3.4. In Front of the Africa-Europe Collision Zone: the Iberian Microcontinent
The Iberian microcontinent is rimmed to the North by the Pyrenean-Cantabrian and to the South by the Betic-Balearic orogen, both of which form an integral part of the Alpine-Mediterranean orogenic system (Cavazza et al., 2004). During their Cenozoic evolution, the cratonic part of Iberia was subjected to intense intraplate compression, as well as to extensional forces controlling opening of the oceanic Algero-Provençal Basin. Under the present NW to N-directed stress field the Pyrenees and Betic Cordillera, the Central System and the Mediterranean and Atlantic seaboards of Iberia are seismically active (Fig. 53; Jiménez et al., 1999; Andeweg, 2002; Cloetingh et al., 2005b).

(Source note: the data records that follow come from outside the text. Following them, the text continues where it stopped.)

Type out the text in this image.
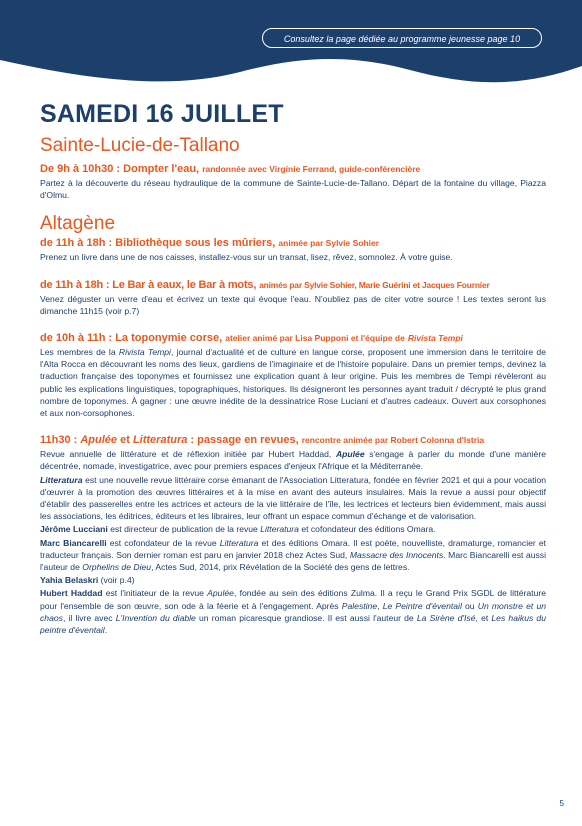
Consultez la page dédiée au programme jeunesse page 10
SAMEDI 16 JUILLET
Sainte-Lucie-de-Tallano
De 9h à 10h30 : Dompter l'eau, randonnée avec Virginie Ferrand, guide-conférencière

Partez à la découverte du réseau hydraulique de la commune de Sainte-Lucie-de-Tallano. Départ de la fontaine du village, Piazza d'Olmu.

Altagène
de 11h à 18h : Bibliothèque sous les mûriers, animée par Sylvie Sohier

Prenez un livre dans une de nos caisses, installez-vous sur un transat, lisez, rêvez, somnolez. À votre guise.

de 11h à 18h : Le Bar à eaux, le Bar à mots, animés par Sylvie Sohier, Marie Guérini et Jacques Fournier

Venez déguster un verre d'eau et écrivez un texte qui évoque l'eau. N'oubliez pas de citer votre source ! Les textes seront lus dimanche 11h15 (voir p.7)

de 10h à 11h : La toponymie corse, atelier animé par Lisa Pupponi et l'équipe de Rivista Tempi

Les membres de la Rivista Tempi, journal d'actualité et de culture en langue corse, proposent une immersion dans le territoire de l'Alta Rocca en découvrant les noms des lieux, gardiens de l'imaginaire et de l'histoire populaire. Dans un premier temps, devinez la traduction française des toponymes et fournissez une explication quant à leur origine. Puis les membres de Tempi révèleront au public les explications linguistiques, topographiques, historiques. Ils désigneront les personnes ayant traduit / décrypté le plus grand nombre de toponymes. À gagner : une œuvre inédite de la dessinatrice Rose Luciani et d'autres cadeaux. Ouvert aux corsophones et aux non-corsophones.

11h30 : Apulée et Litteratura : passage en revues, rencontre animée par Robert Colonna d'Istria

Revue annuelle de littérature et de réflexion initiée par Hubert Haddad, Apulée s'engage à parler du monde d'une manière décentrée, nomade, investigatrice, avec pour premiers espaces d'enjeux l'Afrique et la Méditerranée.

Litteratura est une nouvelle revue littéraire corse émanant de l'Association Litteratura, fondée en février 2021 et qui a pour vocation d'œuvrer à la promotion des œuvres littéraires et à la mise en avant des auteurs insulaires. Mais la revue a aussi pour objectif d'établir des passerelles entre les actrices et acteurs de la vie littéraire de l'île, les lectrices et lecteurs bien évidemment, mais aussi les associations, les éditrices, éditeurs et les libraires, leur offrant un espace commun d'échange et de valorisation.

Jérôme Lucciani est directeur de publication de la revue Litteratura et cofondateur des éditions Omara.

Marc Biancarelli est cofondateur de la revue Litteratura et des éditions Omara. Il est poète, nouvelliste, dramaturge, romancier et traducteur français. Son dernier roman est paru en janvier 2018 chez Actes Sud, Massacre des Innocents. Marc Biancarelli est aussi l'auteur de Orphelins de Dieu, Actes Sud, 2014, prix Révélation de la Société des gens de lettres.

Yahia Belaskri (voir p.4)

Hubert Haddad est l'initiateur de la revue Apulée, fondée au sein des éditions Zulma. Il a reçu le Grand Prix SGDL de littérature pour l'ensemble de son œuvre, son ode à la féerie et à l'engagement. Après Palestine, Le Peintre d'éventail ou Un monstre et un chaos, il livre avec L'Invention du diable un roman picaresque grandiose. Il est aussi l'auteur de La Sirène d'Isé, et Les haikus du peintre d'éventail.

5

|Fig. 53. Map showing topography of Iberia and adjacent areas and bathymetry of the Atlantic and Western Mediterranean together with the distribution and magnitude of earthquakes during 1980-1996 and main stress directions. Seismic activity is mainly concentrated on active and former plate boundaries (after Jiménez et al., 1999; Andeweg, 2002; Cloetingh et al., 2005b).|
|Fig. 54. Orientation of principal stresses and principal stress difference ratio in Iberia and surrounding areas, determined by inversion of focal mechanisms of earthquakes. With a predominantly NW-SE oriented Shmax, strike-slip and extensional stresses prevail in most of the Iberian Peninsula, whereas in the south uniaxial compressional stresses dominate (De Vicente et al., 2006).|
Presently, Iberia is located in an area of low velocity (2 to 4 mm/y) NW-SE directed convergence of the African and Eurasian plates (Argus et al., 1989) with the Azores-Gibraltar fracture zone forming the boundary between them since the Early Miocene when Iberia had joined the Eurasian plate (Fig. 53) (Srivastava et al., 1990). The Cenozoic paleogeographic and tectonic evolution of Iberia is related to closing of the Alpine-Tethys and the Pyrenean rift during the Alpine Orogeny, involving relative movements between the Iberian microcontinent and the Eurasian and African plates and their mechanical coupling (Vegas, 1985; Savostin et al., 1986; Ziegler, 1988; Dewey et al., 1989; Andeweg, 2002; Jabaloy et al., 2002). The neotectonic deformation of Iberia is governed by a combination of collision-related and Atlantic ridge-push forces (Fig. 54) and can be elucidated by taking its Late Cretaceous to Paleogene (Srivastava et al., 1990; Roest and Srivastava, 1991) and Neogene (Mazzoli and Helman, 1994) tectonic history into consideration.
Iberia is a natural laboratory for analyzing the response of continental lithosphere to plate-boundary forces and thermal loads. Combined structural, thermo-geochronological and modelling studies on lithospheric and surface processes have revealed that regional deformation of the lithosphere and the decoupled crust controlled the development of Iberia’s topography, drainage pattern and sedimentary basins (Cloetingh et al., 2002).
TOPO-EUROPE, and specifically TOPO-IBERIA research will focus on the crustal and lithospheric configuration of Iberia and the structure of its sub-lithospheric mantle in order to discriminate between deformations induced by various types of plate boundary forces and by deep-seated thermal anomalies related to mantle plumes and the detachment of the Alpine-Tethys subduction slab. The objective is to assess processes controlling the neotectonic deformation of Iberia, the resulting development of topography and the effects of erosion, sedimentation and climate on the latter. To this end a new generation of predictive dynamic models will be developed for Iberia’s neotectonic deformation and topographic evolution.